Rolf Studer: Until recently, our Classic collection was our strongest area. However, we have found that the Asian consumer has developed a growing taste for sports watches, and diving is now our strongest category. Our Carl Brashear Chronograph Limited Edition, introduced last year, sold very well in China and on digital channels. It’s interesting how taste has really gone global.
Tell us about your focus for this year.
We are focusing on two limited-edition Aquis diving watches aimed at supporting and raising awareness for environmental causes. The Great Barrier Reef Limited Edition III is dedicated to a project that is working to restore and regrow coral on a large reef off Fitzroy Island near Cairns, Australia. We have been partnering with the Reef Restoration Foundation for nearly 10 years and have already supported a similar endeavour near Florida.
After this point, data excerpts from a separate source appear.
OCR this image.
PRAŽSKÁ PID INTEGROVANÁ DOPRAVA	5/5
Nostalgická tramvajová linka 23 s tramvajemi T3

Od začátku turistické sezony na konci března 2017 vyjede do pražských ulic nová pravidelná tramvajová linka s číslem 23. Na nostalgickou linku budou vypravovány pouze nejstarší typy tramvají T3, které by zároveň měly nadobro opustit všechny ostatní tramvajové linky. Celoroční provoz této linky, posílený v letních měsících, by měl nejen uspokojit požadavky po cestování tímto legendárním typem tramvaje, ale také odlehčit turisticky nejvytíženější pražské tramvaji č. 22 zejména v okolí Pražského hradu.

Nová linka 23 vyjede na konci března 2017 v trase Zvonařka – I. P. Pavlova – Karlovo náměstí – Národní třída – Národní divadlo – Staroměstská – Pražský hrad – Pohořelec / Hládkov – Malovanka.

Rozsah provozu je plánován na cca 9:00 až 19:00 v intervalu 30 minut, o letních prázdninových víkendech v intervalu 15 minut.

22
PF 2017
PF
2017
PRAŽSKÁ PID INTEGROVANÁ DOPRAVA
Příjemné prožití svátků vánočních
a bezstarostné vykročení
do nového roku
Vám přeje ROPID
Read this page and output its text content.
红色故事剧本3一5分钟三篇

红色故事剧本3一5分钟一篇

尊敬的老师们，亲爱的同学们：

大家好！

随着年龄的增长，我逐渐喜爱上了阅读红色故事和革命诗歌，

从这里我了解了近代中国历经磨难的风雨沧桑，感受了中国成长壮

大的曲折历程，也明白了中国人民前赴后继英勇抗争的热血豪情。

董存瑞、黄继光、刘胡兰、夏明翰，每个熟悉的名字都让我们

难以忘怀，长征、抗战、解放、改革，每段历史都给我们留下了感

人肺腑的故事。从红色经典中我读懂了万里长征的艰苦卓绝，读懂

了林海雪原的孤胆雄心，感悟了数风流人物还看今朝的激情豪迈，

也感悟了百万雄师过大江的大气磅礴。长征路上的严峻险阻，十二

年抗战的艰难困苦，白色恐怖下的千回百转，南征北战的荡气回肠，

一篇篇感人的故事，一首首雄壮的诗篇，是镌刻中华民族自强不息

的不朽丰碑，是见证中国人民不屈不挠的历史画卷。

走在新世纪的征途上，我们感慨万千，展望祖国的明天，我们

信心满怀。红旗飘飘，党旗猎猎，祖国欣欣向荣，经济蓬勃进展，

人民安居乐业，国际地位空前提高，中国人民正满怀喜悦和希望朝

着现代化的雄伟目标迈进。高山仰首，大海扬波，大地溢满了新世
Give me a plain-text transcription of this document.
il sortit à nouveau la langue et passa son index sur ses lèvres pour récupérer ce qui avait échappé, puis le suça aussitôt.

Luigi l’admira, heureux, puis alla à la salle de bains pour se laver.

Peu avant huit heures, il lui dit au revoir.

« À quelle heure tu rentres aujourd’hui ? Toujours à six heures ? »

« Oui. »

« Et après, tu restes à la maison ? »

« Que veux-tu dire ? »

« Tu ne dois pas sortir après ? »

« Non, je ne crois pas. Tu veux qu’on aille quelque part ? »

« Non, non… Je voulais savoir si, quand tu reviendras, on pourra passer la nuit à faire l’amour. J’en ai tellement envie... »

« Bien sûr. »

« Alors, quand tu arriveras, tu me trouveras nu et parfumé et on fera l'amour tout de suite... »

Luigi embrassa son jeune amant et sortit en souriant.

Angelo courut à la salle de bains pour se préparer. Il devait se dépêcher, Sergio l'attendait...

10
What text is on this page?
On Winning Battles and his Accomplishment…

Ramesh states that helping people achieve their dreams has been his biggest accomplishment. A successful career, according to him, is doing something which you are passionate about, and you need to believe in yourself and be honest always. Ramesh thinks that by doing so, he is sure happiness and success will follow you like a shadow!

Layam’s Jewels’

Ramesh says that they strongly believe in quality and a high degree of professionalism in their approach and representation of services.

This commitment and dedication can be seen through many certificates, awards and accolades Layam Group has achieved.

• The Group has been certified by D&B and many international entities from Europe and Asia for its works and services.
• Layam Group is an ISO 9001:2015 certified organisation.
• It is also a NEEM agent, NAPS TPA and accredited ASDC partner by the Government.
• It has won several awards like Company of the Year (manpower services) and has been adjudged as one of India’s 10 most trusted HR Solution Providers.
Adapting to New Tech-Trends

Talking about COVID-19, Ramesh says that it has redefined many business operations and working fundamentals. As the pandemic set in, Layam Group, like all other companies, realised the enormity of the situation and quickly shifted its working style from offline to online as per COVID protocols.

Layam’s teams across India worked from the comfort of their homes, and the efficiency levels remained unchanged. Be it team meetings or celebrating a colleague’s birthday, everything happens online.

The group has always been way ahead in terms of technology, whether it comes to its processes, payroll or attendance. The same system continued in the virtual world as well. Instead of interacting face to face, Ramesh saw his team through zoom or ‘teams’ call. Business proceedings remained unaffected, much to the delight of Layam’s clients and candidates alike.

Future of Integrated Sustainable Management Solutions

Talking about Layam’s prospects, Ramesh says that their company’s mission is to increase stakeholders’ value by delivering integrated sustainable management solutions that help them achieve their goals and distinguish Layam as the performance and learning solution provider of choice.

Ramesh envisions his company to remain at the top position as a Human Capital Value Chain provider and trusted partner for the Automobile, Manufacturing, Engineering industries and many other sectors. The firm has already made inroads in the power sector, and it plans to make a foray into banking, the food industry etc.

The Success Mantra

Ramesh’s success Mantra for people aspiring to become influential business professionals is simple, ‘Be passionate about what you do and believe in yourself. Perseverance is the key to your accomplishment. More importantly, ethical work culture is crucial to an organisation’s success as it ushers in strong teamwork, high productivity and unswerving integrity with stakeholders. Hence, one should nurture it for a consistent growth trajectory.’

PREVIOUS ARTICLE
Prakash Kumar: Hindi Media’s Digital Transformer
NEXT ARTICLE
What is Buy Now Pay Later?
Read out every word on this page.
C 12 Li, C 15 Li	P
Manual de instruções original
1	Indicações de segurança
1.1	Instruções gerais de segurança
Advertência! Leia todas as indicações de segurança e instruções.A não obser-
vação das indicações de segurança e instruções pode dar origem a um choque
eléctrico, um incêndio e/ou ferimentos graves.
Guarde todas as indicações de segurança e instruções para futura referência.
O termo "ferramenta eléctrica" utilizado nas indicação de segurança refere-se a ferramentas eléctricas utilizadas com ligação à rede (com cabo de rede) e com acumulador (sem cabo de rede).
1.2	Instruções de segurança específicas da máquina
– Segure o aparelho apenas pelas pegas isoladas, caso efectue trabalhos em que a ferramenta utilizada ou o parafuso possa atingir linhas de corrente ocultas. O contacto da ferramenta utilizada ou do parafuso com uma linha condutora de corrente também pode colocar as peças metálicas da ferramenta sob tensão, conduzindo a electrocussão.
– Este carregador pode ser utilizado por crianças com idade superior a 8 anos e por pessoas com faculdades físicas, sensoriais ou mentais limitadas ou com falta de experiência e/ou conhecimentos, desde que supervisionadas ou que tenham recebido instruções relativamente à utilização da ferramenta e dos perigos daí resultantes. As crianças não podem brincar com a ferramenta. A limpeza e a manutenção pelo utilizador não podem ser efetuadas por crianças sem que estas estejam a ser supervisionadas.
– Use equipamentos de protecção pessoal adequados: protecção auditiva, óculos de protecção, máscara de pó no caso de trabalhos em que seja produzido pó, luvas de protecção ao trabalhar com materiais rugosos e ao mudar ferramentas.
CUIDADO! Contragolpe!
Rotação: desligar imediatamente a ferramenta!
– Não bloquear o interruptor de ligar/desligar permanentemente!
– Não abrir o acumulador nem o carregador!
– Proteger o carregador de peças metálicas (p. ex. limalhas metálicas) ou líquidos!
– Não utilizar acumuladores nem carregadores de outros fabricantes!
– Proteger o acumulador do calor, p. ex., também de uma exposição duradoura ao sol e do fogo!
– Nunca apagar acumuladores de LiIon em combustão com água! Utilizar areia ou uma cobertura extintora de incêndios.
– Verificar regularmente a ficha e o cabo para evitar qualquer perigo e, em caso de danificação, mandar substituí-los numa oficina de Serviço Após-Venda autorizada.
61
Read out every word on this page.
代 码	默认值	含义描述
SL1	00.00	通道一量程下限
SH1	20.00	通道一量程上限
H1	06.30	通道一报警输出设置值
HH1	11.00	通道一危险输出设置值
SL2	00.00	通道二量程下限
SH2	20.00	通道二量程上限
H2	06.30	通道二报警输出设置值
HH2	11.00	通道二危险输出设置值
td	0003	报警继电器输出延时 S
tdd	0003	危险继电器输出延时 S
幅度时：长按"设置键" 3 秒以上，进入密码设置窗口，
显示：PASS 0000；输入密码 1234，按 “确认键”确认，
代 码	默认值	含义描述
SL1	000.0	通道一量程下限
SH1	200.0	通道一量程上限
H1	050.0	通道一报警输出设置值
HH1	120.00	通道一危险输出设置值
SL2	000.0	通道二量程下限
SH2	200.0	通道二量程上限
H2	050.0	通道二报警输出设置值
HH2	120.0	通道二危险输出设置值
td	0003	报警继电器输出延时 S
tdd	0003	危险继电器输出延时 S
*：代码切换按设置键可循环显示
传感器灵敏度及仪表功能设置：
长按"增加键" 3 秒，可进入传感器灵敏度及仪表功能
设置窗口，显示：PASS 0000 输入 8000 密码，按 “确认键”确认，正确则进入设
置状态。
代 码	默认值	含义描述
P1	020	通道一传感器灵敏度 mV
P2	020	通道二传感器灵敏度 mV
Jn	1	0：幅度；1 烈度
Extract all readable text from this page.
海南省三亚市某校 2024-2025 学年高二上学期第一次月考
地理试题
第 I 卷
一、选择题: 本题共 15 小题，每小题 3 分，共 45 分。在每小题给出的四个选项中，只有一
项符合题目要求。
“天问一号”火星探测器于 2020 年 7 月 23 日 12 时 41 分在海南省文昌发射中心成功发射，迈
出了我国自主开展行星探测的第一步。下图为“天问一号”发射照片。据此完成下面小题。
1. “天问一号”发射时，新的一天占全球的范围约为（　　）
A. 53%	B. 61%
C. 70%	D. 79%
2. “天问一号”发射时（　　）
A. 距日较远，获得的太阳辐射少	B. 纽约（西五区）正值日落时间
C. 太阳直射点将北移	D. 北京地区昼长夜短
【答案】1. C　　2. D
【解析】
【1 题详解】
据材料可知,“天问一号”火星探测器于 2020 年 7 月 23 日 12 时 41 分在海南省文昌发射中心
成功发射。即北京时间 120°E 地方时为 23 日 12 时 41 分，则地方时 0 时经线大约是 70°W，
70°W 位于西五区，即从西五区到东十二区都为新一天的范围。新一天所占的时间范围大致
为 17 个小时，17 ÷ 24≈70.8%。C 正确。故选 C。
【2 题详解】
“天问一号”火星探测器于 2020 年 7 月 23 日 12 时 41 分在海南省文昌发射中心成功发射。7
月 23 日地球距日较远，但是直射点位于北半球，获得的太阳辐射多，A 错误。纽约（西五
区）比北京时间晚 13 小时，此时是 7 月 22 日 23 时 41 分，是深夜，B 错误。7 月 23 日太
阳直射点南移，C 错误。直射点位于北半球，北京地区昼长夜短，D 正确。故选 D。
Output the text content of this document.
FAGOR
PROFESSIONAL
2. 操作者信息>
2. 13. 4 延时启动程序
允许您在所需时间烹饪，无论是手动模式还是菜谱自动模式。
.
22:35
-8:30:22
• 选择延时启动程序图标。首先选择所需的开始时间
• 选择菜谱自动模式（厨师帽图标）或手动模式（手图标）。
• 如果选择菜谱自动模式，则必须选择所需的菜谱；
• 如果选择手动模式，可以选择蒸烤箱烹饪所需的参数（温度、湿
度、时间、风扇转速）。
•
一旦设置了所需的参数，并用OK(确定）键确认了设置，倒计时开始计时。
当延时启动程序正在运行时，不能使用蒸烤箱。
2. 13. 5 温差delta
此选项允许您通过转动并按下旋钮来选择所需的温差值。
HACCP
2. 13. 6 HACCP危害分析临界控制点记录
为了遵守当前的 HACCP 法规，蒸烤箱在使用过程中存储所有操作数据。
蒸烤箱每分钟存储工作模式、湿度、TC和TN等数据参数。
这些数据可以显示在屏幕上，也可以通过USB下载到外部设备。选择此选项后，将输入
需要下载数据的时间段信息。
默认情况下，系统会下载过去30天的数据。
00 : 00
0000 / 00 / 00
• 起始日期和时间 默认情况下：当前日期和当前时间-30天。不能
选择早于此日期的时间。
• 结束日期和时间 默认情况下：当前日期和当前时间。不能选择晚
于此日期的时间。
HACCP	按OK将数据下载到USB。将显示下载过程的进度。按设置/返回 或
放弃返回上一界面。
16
The other watch, the Clean Ocean Limited Edition, supports the development of a system designed to filter plastics and microplastics from the ocean. Both come with a box made of 30 percent algae so we use less plastic to package it. We think this box itself sends an important message to the luxury consumer, because the people who can buy luxury watches are in a position where they have money to travel, and they are the ones who have the largest carbon footprint.
How do you account for the success of Oris? What have you done to attract a younger audience?
We create very functional watches that make sense for daily use, as well as complications that serve a purpose. We have always made watches for people who understand watches. In past years, these people were in rather close groups, but they now represent a massive audience on social media. What was a nerdy hobby has become a cool lifestyle. Oris has become a part of that lifestyle and it has really helped our brand. People understand the position of Oris and have always understood what Oris stands for. Part of our ability to attract a younger audience is because we have always kept our prices reasonable; we’ve never gone over the top.
What is the future of luxury watches?
I think that, with things getting more digital, people are looking for authentic products they can keep, that live with them, that grow old with them, that keep their value, and that they develop an emotion attachment to. Just like well-made writing instruments, luxury watches represent an important piece of craftsmanship, a nice point of contact in an increasing digital world. Oris will never make a smartwatch.
And how do you see the future of Baselworld?
I think Baselworld very much has a place in the world of watches and jewellery in the future. It is true that things are getting more digital, but it is also true that people want to interact physically with products and with other people who share their interest. It seems that Baselworld has an interesting outlook if it can direct itself toward not just retailers and press but to other stakeholders, including consumers, collectors and watch groups. If the trade show opens up to these people and gives them reason to visit, then the future is bright.